“As câmaras passam e a Fundação fica e pode ser que uma câmara no futuro queira utilizar aquele espaço para um fim cultural”, diz Marcelo Rebelo de Sousa sobre edifício na Rua Luís Casadinho em Vila Viçosa (c/som)

Regional 06 Jul. 2015

A Câmara Municipal de Vila Viçosa denunciou o contrato de comodato com a Fundação da Casa de Bragança.

O contrato que foi assinado durante o mandato de Luís Caldeirinha Roma, tinha por objetivo a instalação de um centro cultural ou um museu para as obras do escultor Espiga Pinto, num edifício da Fundação, situado na Rua Luís Casadinho, nº 15 em Vila Viçosa.

A informação foi avançada à Rádio Campanário pela vereadora da Cultura da Câmara Municipal de Vila Viçosa, Ana Rocha, durante o programa Boletim Informativo.

Segundo a vereadora, quando o atual executivo tomou posse, “herdou esse contrato de comodato de um imóvel muito degradado”, tendo sido pedido aos serviços da câmara uma análise ao edifício com vista a avaliar a sua reabilitação.

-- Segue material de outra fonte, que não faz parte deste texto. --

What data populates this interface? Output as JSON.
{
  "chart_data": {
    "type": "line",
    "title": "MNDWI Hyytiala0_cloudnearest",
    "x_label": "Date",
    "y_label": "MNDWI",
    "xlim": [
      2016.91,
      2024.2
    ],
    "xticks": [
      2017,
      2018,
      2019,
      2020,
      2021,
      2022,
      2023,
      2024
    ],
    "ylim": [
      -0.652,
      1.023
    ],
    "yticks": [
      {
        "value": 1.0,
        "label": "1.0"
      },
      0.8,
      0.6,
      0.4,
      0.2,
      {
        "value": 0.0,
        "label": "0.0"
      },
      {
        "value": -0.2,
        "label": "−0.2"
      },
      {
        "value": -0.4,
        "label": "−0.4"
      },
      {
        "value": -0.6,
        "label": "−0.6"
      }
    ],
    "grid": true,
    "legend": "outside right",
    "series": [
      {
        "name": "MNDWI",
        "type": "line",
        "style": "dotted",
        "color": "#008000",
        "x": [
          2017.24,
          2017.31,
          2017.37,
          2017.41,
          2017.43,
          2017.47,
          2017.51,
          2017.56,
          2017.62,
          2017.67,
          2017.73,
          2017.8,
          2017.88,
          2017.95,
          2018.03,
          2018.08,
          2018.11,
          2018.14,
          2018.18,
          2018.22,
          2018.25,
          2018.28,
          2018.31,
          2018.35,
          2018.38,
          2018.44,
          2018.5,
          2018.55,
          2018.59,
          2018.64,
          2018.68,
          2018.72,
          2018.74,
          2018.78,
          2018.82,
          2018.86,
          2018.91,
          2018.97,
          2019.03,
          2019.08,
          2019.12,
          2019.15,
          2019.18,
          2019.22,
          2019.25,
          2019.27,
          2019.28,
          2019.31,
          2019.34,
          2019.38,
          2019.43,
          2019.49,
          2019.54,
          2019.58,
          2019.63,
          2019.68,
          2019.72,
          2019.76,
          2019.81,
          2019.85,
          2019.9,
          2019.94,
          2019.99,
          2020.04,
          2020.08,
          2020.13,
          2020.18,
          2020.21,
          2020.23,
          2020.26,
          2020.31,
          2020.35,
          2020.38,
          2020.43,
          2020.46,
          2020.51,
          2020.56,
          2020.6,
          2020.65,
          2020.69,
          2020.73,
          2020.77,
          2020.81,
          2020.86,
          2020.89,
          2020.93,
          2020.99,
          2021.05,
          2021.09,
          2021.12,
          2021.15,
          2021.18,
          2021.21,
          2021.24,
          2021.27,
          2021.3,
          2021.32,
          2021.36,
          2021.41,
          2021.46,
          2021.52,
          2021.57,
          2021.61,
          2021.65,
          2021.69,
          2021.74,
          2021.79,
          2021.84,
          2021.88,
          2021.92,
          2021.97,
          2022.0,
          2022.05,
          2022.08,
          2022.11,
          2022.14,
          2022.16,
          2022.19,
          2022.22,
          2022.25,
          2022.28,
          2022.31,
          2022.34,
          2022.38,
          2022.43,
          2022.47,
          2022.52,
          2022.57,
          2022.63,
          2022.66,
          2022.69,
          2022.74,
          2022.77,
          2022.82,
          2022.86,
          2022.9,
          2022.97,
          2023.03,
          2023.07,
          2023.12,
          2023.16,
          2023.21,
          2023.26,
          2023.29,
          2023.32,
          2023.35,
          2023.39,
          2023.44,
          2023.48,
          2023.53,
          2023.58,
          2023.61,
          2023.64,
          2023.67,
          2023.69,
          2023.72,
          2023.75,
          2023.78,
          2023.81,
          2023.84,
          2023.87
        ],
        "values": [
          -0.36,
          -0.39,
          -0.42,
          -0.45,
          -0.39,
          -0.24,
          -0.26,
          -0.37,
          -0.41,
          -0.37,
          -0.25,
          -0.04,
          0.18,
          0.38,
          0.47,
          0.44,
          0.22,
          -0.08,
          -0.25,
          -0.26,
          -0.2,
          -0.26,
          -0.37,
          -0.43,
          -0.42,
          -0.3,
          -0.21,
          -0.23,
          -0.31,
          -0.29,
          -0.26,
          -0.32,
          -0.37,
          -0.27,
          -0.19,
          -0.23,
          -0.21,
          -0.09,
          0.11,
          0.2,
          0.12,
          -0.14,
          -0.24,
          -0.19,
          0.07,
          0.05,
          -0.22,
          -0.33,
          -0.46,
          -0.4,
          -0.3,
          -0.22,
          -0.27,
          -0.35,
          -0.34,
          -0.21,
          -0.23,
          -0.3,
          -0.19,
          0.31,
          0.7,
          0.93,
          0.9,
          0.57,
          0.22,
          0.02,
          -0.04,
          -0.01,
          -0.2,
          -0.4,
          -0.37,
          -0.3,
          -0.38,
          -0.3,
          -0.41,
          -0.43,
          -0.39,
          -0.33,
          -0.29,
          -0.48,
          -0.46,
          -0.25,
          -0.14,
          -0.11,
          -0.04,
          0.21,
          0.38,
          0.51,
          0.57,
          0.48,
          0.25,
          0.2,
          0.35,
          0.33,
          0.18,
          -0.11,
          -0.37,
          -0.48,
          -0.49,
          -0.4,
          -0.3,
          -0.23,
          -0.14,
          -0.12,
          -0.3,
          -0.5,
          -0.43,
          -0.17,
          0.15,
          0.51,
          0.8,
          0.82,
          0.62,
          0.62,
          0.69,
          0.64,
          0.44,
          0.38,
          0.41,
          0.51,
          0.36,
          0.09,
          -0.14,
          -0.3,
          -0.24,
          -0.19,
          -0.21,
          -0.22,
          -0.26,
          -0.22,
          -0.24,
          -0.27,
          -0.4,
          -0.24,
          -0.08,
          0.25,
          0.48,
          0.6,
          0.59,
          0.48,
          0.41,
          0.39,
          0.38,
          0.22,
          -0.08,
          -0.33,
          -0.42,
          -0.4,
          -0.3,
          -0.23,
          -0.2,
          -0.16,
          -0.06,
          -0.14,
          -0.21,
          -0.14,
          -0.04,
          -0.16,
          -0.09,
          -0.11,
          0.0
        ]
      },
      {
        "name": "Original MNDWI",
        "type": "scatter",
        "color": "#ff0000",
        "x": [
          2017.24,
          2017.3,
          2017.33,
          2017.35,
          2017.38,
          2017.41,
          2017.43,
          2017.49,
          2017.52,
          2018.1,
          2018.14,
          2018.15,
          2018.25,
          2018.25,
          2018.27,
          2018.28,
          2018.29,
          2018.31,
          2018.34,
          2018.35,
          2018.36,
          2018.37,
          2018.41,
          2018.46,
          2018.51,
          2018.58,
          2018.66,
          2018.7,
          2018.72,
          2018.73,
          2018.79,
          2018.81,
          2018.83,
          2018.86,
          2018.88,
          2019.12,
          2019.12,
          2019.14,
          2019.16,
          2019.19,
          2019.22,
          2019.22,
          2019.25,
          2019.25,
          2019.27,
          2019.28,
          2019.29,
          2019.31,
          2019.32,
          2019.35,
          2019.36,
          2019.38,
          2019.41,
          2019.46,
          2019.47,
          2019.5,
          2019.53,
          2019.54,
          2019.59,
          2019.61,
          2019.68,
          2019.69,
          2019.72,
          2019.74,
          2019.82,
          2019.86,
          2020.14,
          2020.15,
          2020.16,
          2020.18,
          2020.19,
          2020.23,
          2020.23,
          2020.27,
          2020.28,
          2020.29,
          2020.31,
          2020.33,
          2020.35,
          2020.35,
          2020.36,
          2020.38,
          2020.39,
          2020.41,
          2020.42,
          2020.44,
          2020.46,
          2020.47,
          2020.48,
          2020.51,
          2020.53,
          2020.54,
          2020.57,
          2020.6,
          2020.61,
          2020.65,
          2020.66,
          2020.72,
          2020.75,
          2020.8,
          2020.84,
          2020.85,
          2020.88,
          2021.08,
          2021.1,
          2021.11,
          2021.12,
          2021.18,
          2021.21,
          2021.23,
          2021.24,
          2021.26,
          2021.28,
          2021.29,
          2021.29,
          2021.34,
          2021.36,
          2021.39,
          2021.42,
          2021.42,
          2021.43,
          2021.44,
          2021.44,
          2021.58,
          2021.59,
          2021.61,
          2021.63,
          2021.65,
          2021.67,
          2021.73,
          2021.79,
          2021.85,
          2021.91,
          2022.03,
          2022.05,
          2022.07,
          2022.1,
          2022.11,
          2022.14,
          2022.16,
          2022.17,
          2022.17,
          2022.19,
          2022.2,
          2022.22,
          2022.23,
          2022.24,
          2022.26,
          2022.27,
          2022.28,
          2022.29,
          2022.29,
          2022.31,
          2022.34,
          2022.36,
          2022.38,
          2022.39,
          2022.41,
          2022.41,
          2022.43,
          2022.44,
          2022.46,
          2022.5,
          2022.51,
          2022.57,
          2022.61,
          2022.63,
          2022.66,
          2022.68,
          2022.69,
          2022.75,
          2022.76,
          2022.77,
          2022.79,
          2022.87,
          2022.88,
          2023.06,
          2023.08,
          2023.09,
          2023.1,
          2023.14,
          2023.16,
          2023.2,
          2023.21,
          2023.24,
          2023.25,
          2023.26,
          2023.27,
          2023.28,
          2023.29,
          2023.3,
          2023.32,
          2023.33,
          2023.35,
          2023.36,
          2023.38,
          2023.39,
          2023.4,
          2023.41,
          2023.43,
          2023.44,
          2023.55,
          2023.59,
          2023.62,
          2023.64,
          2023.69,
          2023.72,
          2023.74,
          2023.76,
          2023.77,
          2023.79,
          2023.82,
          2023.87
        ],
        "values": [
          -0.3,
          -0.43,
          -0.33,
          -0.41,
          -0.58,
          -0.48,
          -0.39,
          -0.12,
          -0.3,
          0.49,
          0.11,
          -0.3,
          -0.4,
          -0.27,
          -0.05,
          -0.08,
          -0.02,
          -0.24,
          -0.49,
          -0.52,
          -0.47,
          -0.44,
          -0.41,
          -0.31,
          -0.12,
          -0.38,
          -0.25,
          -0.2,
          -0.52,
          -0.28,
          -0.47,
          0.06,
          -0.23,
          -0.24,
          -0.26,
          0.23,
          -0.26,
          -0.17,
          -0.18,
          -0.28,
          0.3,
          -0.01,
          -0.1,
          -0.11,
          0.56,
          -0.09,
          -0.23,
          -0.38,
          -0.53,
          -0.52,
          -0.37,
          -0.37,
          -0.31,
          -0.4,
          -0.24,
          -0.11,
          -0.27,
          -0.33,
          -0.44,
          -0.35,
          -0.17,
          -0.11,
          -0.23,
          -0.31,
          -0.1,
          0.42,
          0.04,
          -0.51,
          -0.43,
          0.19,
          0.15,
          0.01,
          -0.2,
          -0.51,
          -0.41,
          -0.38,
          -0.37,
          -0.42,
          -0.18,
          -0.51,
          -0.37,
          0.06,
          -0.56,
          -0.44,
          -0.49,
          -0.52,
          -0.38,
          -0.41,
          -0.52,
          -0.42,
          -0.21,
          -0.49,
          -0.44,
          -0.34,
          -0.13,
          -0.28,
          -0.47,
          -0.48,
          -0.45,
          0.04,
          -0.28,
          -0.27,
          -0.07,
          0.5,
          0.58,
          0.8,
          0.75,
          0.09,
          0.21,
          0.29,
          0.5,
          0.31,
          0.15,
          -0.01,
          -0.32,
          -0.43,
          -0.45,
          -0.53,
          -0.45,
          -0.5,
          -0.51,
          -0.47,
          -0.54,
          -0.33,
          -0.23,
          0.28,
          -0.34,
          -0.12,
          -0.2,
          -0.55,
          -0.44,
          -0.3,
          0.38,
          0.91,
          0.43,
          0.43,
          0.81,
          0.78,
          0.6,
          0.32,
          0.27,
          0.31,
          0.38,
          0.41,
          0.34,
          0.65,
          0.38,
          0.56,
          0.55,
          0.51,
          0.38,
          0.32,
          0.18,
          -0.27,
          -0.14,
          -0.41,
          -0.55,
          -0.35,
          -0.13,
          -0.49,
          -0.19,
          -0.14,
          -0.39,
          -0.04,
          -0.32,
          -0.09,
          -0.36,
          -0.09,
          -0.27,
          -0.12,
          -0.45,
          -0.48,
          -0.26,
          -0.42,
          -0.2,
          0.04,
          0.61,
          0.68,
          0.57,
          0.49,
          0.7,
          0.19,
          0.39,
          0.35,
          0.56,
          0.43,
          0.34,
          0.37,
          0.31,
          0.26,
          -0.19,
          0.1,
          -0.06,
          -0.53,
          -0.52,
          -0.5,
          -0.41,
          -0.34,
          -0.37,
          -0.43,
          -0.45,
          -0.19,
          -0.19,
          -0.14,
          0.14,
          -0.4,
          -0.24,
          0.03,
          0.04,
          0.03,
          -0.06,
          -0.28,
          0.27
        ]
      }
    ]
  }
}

Após ser conhecido o valor da intervenção no imóvel, de 608.600,00€, a Câmara Municipal de Vila Viçosa “não tendo capacidade financeira para recuperar e colocar em condições o imóvel, decidiu, segundo a vereadora da Cultura, “denunciar o contrato”, porque o município não quer ficar com a responsabilidade “caso o edifício desmorone, porque está em muito mau estado e para nós representa um problema grande”.

 

Sobre esta matéria, o presidente do Conselho de Administração da Fundação da Casa de Bragança, Marcelo Rebelo de Sousa, referiu que “a ideia era disponibilizar o edifício para que a câmara fizesse o que entendesse, falou-se na altura no museu Espiga Pinto, depois num centro cultural ou num espaço cultural que a câmara utilizaria como quisesse”.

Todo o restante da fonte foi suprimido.